METHODS: 260 student-athletes completed two ImPACT baseline tests, test 1 was completed when they entered as first-year students or transfers and test 2 was completed this past summer. Of these participants, 205 athletes took test 1 individually and 55 participants took it in a group setting. All student-athletes took test 2 in a group setting. 21 of the 260 student-athletes had a diagnosis of ADHD. A 2 (time) x 2 (environment) x 2 (ADHD) Multivariate ANOVA was conducted. Time (test 1 and test 2) was within subjects and Environment at test 1 (individual and group) and ADHD (yes or no) were between subject variables.

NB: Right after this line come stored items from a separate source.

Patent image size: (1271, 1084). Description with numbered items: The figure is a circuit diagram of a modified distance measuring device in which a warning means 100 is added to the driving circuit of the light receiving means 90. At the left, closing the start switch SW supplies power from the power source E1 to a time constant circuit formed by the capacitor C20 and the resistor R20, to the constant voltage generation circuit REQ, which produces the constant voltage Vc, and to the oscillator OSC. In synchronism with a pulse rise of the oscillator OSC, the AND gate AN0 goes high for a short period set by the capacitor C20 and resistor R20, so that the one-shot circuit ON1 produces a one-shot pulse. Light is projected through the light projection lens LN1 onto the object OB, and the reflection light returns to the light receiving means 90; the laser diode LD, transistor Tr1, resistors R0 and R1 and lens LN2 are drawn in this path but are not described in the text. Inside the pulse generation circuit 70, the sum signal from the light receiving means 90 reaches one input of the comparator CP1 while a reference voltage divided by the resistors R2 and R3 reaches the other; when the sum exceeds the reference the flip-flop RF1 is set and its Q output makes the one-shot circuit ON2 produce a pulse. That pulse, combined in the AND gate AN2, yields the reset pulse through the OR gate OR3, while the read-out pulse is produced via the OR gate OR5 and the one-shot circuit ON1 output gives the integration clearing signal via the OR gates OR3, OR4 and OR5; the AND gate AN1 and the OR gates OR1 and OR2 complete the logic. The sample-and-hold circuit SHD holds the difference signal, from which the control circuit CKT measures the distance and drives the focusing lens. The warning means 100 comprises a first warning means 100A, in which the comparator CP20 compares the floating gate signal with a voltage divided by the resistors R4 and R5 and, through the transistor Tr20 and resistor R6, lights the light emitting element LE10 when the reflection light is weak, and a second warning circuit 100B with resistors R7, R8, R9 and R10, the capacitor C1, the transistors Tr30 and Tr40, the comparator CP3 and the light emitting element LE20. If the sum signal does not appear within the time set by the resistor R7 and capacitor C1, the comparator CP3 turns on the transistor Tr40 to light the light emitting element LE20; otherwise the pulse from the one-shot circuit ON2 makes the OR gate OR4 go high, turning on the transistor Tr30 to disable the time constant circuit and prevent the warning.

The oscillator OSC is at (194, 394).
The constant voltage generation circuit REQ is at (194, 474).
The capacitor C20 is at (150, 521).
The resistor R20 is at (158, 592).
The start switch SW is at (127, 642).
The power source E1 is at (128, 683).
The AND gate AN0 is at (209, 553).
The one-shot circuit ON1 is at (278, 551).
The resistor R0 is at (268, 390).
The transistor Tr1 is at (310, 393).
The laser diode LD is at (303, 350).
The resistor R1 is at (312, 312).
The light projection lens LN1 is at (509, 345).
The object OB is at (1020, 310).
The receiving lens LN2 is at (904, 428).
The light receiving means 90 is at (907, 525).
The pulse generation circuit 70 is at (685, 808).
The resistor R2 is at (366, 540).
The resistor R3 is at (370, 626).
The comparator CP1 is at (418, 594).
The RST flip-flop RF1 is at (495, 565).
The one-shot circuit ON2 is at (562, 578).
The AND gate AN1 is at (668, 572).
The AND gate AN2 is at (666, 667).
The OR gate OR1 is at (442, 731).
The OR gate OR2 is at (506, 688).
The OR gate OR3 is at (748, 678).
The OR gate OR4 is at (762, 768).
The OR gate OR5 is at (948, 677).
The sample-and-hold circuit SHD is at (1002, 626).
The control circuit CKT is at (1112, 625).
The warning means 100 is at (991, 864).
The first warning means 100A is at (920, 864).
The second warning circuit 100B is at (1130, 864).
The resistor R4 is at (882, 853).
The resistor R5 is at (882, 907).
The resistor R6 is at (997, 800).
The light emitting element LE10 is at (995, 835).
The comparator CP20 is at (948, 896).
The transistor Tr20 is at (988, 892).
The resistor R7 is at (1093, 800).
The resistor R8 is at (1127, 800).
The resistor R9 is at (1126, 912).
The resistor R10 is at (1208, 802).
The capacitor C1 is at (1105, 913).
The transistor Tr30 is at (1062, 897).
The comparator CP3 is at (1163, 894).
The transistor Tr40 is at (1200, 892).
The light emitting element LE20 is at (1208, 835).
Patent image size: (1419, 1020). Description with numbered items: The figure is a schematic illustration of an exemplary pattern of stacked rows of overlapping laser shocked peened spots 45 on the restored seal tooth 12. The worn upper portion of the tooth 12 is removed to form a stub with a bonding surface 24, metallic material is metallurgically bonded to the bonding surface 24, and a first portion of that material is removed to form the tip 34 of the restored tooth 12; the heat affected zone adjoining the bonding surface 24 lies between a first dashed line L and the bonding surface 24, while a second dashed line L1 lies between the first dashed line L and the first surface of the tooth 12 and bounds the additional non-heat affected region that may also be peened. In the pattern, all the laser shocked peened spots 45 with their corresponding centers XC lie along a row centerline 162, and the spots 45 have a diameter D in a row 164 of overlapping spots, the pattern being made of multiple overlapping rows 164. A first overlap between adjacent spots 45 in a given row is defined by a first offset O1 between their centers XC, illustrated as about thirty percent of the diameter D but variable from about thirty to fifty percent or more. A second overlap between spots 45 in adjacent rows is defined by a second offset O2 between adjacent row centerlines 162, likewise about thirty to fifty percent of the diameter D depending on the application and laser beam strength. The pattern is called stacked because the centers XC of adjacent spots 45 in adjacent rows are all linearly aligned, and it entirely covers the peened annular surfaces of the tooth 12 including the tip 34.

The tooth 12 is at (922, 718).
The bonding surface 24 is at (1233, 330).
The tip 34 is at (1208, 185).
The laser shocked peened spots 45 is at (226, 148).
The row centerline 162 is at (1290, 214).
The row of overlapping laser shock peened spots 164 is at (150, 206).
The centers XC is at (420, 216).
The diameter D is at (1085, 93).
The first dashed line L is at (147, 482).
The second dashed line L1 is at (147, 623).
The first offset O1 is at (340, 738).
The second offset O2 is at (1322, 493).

RESULTS: There was a significant increase in total number of symptoms reported when participants went from individual testing to group testing (p<0.05). Time x Environment Interaction for visual memory (p<0.05) with scores increasing from test 1 to 2 if in the group setting for both, but staying the same if in the individual setting for test 1. A similar effect was found for visual motor processing speed (p<0.05). Participants with ADHD performed worse on all measures no matter the setting (p<0.05). Symptom scores significantly differed for ADHD participants depending on the setting (p<0.05).

CONCLUSIONS: A group setting has inherent distractions and seems to influence performance on visual memory, visual motor processing speed and symptom scores. Student-athletes with ADHD may be more affected by these distractions. This should be considered in baseline concussion testing and interpreting post-injury neurocognitive performance.